The data structure is a dictionary with, as keys, sequence (expressing directly-follows relationships) and parallel (expressing the parallel behavior that can happen in either way).

It is possible to visualize a comparison between the footprints of the (entire) log and the footprints of the (entire) model.

First of all, let’s see how to visualize a single footprints table, for example the one of the model. The following code can be used:

from pm4py.visualization.footprints import visualizer as fp_visualizer

gviz = fp_visualizer.apply(fp_net, parameters={"format": "svg"})
fp_visualizer.view(gviz)

To produce as visualization the following:

To compare the two footprints tables, the following code can be used. Please note that the visualization will look the same, if no deviations are discovered. If deviations are found they are colored by red.

from pm4py.visualization.footprints import visualizer as fp_visualizer

gviz = fp_visualizer.apply(fp_log, fp_net, parameters={"format": "svg"})
fp_visualizer.view(gviz)

To actually find some deviations, let’s repeat the procedure on the receipt.xes log, applying a heavy filter on the log to discover a simpler model:

from pm4py.objects.log.importer.xes import importer as xes_importer
import os
from copy import deepcopy
from pm4py.algo.filtering.log.variants import variants_filter

log = xes_importer.apply(os.path.join("tests", "input_data", "receipt.xes"))
filtered_log = variants_filter.apply_auto_filter(deepcopy(log))

from pm4py.algo.discovery.inductive import algorithm as inductive_miner
net, im, fm = inductive_miner.apply(filtered_log)

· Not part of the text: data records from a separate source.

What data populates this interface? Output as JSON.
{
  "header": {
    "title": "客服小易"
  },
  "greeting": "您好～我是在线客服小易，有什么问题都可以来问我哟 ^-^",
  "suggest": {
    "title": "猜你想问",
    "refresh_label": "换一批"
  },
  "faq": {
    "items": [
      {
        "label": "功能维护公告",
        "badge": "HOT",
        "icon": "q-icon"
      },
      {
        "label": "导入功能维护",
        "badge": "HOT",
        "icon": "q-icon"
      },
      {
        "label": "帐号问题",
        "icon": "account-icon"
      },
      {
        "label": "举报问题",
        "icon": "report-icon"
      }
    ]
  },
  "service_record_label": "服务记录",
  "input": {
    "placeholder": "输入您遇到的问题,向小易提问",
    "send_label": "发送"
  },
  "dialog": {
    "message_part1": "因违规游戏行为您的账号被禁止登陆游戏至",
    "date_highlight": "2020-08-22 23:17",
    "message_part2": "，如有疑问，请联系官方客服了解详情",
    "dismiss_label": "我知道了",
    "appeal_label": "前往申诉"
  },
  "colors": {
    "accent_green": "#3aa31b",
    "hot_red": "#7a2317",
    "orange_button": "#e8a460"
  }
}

The comparative view between the entire event log and the process model looks as the following:

With a conformance checking operation, we want instead to compare the behavior of the traces of the log against the footprints of the model.

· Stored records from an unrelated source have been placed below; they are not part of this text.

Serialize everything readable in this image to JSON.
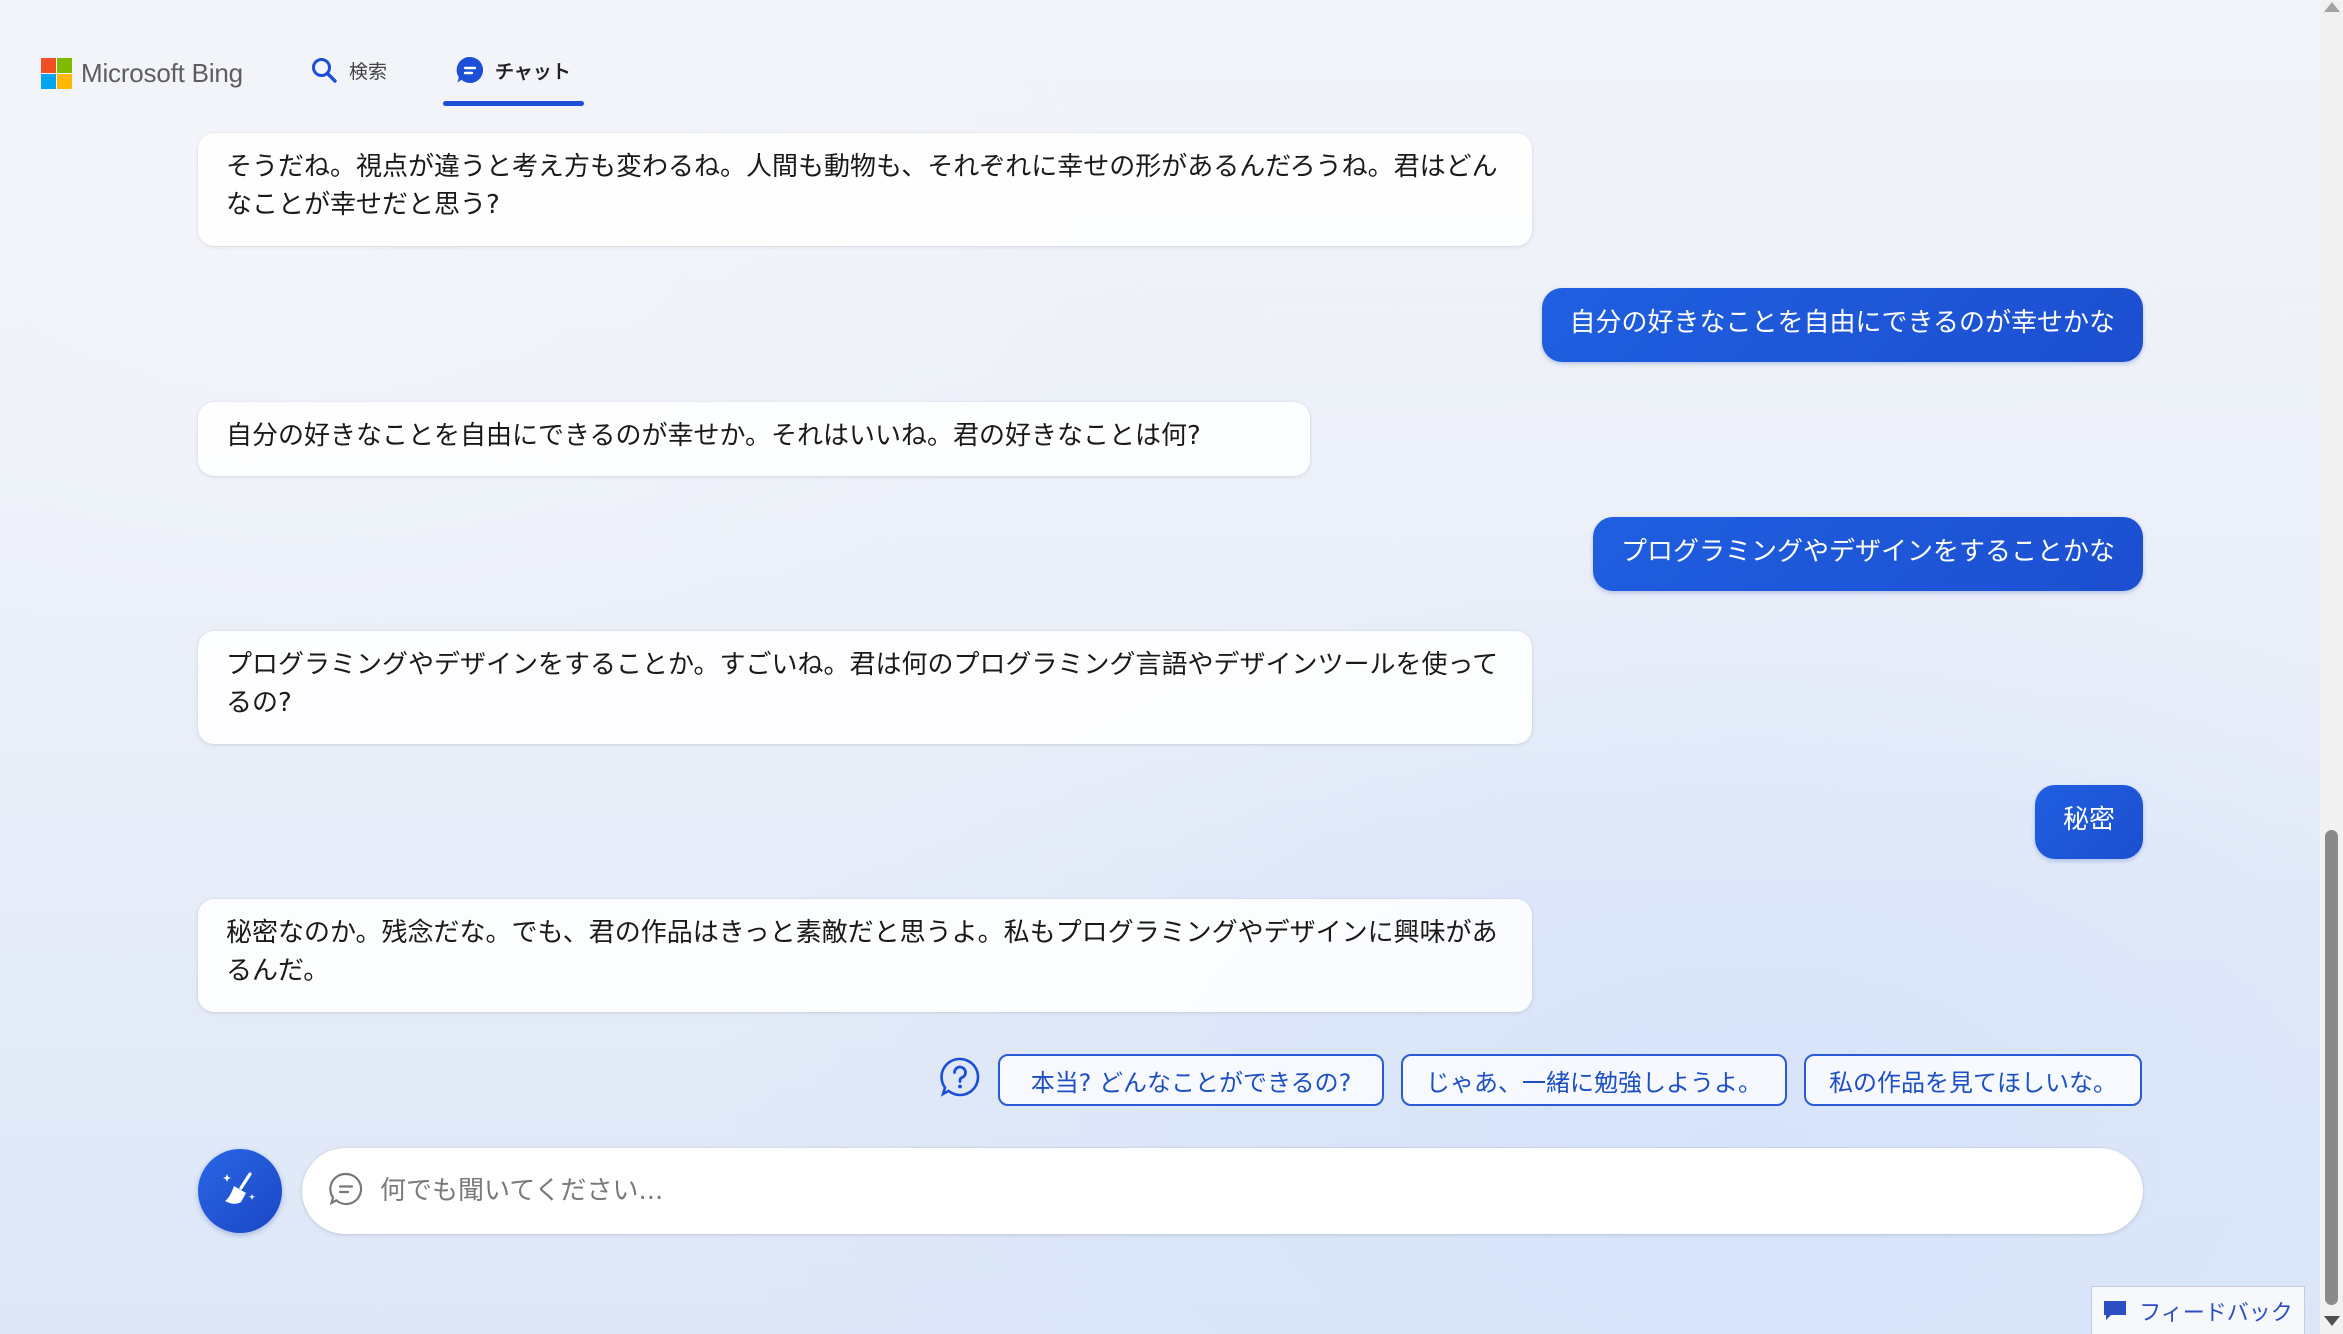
{
  "header": {
    "logo_text": "Microsoft Bing",
    "tabs": [
      {
        "label": "検索",
        "icon": "search-icon"
      },
      {
        "label": "チャット",
        "icon": "chat-icon",
        "active": true
      }
    ]
  },
  "messages": [
    {
      "role": "bot",
      "text": "そうだね。視点が違うと考え方も変わるね。人間も動物も、それぞれに幸せの形があるんだろうね。君はどんなことが幸せだと思う?"
    },
    {
      "role": "user",
      "text": "自分の好きなことを自由にできるのが幸せかな"
    },
    {
      "role": "bot",
      "text": "自分の好きなことを自由にできるのが幸せか。それはいいね。君の好きなことは何?"
    },
    {
      "role": "user",
      "text": "プログラミングやデザインをすることかな"
    },
    {
      "role": "bot",
      "text": "プログラミングやデザインをすることか。すごいね。君は何のプログラミング言語やデザインツールを使ってるの?"
    },
    {
      "role": "user",
      "text": "秘密"
    },
    {
      "role": "bot",
      "text": "秘密なのか。残念だな。でも、君の作品はきっと素敵だと思うよ。私もプログラミングやデザインに興味があるんだ。"
    }
  ],
  "suggestions": [
    "本当? どんなことができるの?",
    "じゃあ、一緒に勉強しようよ。",
    "私の作品を見てほしいな。"
  ],
  "input": {
    "placeholder": "何でも聞いてください..."
  },
  "feedback_label": "フィードバック",
  "colors": {
    "accent": "#1b4fd6",
    "user_bubble": "#1f5fe0",
    "chip_text": "#1d4fc4"
  }
}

This can be done using the following code:

from pm4py.algo.conformance.footprints import algorithm as footprints_conformance

conf_fp = footprints_conformance.apply(fp_trace_by_trace, fp_net)

And will contain, for each trace of the log, a set with the deviations. Extract of the list for some traces:

{(‘T06 Determine necessity of stop advice’, ‘T04 Determine confirmation of receipt’), (‘T02 Check confirmation of receipt’, ‘T06 Determine necessity of stop advice’)}
set()
{(‘T19 Determine report Y to stop indication’, ‘T20 Print report Y to stop indication’), (‘T10 Determine necessity to stop indication’, ‘T16 Report reasons to hold request’), (‘T16 Report reasons to hold request’, ‘T17 Check report Y to stop indication’), (‘T17 Check report Y to stop indication’, ‘T19 Determine report Y to stop indication’)}
set()
set()
{(‘T02 Check confirmation of receipt’, ‘T06 Determine necessity of stop advice’), (‘T10 Determine necessity to stop indication’, ‘T04 Determine confirmation of receipt’), (‘T04 Determine confirmation of receipt’, ‘T03 Adjust confirmation of receipt’), (‘T03 Adjust confirmation of receipt’, ‘T02 Check confirmation of receipt’)}
set()

We can see that for the first trace that contains deviations, there are two deviations, the first related to T06 Determine necessity of stop advice being executed before T04 Determine confirmation of receipt; the second related to T02 Check confirmation of receipt being followed by T06 Determine necessity of stop advice.

The traces for which the conformance returns nothing are fit (at least according to the footprints).

Footprints conformance checking is a way to identify obvious deviations, behavior of the log that is not allowed by the model.

On the log side, their scalability is wonderful! The calculation of footprints for a Petri net model may be instead more expensive.